Joindre l’utile à l’agréable. La traditionnelle vente aux enchères de grands vins de Bordeaux a rapporté cette année, 130 510 euros à la Banque alimentaire de Gironde. C’est moins que l’an passé, mais cela reste un complément important pour l’association, en ces temps difficiles
C’est l'un des rendez-vous de l’automne. Depuis 22 ans, les "châteaux solidaires", les propriétaires, négociants et courtiers de la place de Bordeaux, apportent leur aide à la Banque alimentaire de Gironde en offrant de belles bouteilles. Avec un record cette année : 190 lots du millésime 2021, ont été émis mis aux enchères, à la Maison Briscadieu, à Bordeaux.
"Nous participons à cette vente depuis des années. C’est mon père qui a commencé. Souvent on donnait des vins de la propriété viticole. Et puis, de temps en temps, on donnait d’autres vins en tant que négociant. C’est important aujourd’hui. C’est une très belle association", explique Hortense de Barbeyrac de la société de négoce Millésima.
Même détermination dans la famille Bernard. Adrien représente le domaine Chevalier, la propriété de son père. Impossible pour lui aussi, de ne pas répondre présent. "On a débuté assez tôt. Nous sommes une propriété familiale depuis 40 ans. C’est une fierté pour nous !"
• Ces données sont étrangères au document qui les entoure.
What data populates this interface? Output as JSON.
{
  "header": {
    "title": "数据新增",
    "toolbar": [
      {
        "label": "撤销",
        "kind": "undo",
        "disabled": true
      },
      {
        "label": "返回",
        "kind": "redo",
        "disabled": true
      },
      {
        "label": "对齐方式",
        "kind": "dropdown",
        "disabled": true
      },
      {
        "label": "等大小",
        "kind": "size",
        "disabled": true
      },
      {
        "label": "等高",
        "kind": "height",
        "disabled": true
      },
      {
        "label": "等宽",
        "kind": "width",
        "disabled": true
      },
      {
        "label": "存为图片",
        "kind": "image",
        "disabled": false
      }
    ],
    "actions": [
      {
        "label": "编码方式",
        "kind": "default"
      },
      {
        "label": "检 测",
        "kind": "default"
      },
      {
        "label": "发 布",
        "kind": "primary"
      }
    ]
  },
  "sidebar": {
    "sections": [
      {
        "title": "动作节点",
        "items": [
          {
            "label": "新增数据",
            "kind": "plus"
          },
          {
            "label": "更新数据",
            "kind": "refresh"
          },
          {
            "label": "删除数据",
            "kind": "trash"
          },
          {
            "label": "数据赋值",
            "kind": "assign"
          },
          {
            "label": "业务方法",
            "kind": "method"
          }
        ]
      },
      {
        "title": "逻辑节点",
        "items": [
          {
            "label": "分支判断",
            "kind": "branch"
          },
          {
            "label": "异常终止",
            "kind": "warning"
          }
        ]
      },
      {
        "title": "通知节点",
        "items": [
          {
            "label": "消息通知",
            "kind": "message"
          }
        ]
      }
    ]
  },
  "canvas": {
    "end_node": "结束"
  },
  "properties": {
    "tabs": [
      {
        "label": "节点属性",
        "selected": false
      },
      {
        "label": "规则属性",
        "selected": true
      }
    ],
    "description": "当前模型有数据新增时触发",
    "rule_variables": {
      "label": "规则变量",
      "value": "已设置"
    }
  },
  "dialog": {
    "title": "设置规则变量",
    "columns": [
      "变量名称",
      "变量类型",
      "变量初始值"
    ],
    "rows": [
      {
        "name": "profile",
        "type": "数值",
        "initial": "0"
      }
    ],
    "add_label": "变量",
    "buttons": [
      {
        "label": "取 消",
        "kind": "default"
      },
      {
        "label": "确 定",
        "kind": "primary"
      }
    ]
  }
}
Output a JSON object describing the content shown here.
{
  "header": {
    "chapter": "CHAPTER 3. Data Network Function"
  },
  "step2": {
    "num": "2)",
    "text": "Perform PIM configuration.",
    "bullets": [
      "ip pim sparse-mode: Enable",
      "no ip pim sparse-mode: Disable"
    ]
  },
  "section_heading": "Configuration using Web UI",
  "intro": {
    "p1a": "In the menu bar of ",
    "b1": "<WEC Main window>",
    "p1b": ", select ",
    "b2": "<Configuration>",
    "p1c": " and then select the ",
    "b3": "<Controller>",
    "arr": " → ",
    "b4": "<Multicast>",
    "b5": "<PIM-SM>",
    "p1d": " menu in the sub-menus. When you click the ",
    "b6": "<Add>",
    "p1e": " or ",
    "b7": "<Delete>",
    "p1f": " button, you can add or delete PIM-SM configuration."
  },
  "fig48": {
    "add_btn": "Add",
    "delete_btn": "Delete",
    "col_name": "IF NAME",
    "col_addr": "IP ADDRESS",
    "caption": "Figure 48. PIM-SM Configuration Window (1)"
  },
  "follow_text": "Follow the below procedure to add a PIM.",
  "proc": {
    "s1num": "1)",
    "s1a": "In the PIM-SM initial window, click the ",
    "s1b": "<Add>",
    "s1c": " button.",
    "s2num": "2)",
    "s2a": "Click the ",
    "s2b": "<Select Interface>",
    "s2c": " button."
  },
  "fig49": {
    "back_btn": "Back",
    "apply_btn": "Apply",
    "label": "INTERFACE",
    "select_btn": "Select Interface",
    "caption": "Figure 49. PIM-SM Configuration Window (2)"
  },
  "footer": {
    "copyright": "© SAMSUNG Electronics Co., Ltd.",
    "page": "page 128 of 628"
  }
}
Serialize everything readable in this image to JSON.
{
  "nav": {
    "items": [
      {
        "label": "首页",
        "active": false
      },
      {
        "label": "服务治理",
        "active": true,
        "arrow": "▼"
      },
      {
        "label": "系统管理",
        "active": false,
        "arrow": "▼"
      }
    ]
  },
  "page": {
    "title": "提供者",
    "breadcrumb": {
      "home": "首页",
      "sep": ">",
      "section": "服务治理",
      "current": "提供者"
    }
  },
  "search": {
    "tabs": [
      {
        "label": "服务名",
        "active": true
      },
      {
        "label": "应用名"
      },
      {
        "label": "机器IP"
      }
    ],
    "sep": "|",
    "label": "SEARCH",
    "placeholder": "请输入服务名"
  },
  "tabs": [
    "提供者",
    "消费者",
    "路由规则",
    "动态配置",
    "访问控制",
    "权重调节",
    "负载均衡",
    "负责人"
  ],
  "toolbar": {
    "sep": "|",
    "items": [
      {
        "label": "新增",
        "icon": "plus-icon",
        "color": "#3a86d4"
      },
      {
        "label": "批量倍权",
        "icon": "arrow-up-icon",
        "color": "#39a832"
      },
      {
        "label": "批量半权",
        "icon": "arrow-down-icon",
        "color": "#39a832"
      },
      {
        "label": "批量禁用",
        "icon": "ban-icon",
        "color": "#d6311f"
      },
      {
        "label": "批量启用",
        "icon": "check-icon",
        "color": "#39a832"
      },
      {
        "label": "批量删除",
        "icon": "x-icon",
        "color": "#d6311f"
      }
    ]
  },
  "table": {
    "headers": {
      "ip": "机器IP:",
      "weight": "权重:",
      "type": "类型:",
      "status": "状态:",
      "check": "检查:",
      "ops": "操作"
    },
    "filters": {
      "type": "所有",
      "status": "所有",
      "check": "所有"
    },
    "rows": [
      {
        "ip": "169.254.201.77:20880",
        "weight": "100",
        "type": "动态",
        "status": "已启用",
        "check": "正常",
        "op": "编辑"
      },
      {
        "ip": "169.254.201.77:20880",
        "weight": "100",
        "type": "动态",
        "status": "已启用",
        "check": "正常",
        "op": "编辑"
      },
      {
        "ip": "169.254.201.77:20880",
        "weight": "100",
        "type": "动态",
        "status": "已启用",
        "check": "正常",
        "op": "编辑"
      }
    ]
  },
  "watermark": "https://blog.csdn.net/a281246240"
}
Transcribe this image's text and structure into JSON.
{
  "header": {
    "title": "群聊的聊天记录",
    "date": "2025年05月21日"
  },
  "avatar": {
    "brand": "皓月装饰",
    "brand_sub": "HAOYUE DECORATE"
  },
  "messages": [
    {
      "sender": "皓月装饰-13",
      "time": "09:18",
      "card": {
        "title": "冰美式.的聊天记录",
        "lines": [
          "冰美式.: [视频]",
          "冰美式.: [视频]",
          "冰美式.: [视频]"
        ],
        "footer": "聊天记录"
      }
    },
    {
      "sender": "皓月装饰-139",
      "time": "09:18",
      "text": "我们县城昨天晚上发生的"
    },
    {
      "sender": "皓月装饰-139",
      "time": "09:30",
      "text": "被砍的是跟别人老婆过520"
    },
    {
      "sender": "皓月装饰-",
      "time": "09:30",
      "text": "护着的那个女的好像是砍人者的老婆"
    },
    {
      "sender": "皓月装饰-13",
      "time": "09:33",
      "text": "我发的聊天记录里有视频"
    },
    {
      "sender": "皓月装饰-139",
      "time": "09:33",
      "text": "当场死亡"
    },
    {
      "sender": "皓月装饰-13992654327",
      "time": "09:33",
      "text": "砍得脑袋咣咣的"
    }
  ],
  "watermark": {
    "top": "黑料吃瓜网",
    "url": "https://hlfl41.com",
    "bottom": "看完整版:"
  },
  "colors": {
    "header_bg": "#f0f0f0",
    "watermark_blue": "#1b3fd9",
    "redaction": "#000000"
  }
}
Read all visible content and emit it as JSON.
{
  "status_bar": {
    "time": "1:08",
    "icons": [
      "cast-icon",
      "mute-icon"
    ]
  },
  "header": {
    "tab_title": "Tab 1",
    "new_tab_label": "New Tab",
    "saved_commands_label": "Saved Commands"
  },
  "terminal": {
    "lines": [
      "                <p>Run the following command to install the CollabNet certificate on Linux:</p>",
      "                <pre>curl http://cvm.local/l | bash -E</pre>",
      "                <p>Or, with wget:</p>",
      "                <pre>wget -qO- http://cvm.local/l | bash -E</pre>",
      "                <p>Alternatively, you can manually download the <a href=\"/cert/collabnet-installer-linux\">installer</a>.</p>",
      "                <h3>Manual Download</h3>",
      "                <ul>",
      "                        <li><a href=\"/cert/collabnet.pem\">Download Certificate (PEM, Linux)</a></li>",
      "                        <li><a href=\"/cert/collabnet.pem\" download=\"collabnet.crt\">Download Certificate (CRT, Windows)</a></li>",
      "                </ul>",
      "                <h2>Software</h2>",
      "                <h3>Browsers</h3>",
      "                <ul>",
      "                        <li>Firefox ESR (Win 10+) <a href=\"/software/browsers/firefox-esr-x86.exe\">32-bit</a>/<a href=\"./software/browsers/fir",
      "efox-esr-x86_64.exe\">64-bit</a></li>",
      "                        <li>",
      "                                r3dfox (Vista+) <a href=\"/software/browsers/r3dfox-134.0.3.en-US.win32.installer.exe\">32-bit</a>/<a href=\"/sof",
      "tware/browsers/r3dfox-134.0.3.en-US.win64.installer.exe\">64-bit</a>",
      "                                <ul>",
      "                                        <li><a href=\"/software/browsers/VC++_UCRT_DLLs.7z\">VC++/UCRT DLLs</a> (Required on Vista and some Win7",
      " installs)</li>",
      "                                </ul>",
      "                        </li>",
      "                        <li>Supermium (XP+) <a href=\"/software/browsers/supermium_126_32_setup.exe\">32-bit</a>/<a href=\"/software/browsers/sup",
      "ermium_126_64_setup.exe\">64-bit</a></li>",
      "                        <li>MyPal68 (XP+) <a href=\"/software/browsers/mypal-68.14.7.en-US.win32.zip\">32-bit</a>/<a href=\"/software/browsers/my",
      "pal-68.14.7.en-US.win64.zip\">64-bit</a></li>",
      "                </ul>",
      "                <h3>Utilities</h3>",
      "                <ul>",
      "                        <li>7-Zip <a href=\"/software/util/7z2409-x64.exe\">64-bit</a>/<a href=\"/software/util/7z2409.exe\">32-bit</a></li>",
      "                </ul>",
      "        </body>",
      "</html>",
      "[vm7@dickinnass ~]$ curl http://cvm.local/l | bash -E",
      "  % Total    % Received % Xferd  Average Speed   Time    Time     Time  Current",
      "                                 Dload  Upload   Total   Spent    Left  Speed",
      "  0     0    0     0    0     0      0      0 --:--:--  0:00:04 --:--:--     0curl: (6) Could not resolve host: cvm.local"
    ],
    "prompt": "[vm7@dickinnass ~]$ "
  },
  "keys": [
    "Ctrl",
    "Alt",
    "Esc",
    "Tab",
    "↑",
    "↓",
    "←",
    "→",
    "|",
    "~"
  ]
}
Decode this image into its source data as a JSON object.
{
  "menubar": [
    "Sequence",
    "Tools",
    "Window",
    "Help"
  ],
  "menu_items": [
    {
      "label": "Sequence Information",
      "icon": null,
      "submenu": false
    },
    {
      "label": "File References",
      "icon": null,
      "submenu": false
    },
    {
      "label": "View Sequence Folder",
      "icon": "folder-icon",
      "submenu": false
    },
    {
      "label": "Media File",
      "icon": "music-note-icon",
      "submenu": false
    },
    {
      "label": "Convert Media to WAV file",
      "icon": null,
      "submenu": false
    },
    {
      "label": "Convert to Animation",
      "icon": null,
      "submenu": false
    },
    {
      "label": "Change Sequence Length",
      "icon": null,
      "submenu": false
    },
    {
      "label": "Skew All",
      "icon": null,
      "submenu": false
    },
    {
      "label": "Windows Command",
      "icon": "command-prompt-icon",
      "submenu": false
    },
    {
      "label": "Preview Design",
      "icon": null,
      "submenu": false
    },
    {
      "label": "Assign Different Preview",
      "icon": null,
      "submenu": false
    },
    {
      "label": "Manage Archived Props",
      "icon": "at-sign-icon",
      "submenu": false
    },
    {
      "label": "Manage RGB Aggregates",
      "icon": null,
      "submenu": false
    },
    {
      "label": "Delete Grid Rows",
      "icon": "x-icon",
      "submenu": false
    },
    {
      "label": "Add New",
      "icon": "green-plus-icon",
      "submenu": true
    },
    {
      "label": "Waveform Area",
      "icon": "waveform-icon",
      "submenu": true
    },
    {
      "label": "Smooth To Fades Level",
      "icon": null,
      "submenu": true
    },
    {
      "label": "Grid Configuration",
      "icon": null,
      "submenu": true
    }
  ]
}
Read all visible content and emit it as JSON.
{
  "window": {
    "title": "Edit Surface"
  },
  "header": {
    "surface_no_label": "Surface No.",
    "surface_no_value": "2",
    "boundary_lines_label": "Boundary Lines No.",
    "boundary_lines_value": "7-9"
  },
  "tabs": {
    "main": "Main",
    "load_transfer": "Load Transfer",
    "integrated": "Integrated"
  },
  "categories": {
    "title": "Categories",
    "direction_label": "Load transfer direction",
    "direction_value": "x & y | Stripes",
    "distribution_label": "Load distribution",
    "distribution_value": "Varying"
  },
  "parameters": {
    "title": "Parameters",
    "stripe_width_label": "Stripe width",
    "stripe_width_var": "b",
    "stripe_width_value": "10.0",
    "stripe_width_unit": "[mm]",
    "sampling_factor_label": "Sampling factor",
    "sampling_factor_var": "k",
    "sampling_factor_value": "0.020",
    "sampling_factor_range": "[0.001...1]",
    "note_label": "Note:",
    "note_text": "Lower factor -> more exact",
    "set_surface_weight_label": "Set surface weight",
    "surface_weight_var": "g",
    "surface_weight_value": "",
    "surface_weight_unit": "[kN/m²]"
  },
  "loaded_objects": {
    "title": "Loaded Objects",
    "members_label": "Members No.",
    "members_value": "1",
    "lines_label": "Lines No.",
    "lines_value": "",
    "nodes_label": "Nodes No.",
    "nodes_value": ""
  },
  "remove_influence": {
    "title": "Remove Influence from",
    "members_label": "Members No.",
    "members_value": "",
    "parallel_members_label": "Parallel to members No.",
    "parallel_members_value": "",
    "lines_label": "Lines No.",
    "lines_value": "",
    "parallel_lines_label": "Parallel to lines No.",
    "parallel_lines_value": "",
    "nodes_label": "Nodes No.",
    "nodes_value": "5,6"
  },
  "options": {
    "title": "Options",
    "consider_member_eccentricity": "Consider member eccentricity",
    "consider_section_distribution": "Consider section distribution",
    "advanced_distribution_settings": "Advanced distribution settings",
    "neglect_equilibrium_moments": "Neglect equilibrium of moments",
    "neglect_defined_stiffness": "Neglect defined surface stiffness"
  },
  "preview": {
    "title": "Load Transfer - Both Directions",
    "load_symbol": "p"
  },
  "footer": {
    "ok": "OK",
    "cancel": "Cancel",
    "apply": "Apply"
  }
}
Une manière pour chacun d’accompagner l’investissement au quotidien des bénévoles qui animent l’association. " On a tous nos obligations, mais on peut trouver un petit peu de temps parce qu’il y a des bénévoles qui effectuent un travail remarquable à la sortie des magasins. Donner un petit peu de vin, c’est un effort supplémentaire, qu’on est content de faire, dans un monde bordelais qui a été construit grâce à ça " ajoute Adrien Bernard.
18 500 euros la caisse de six bouteilles
Cette année, le commissaire-priseur a encore de jolis flacons à partager. Dans la salle de l’Hôtel des ventes Sainte-Croix, les amateurs sont venus flairer les bonnes affaires. Certaines étiquettes sont rares et très convoitées.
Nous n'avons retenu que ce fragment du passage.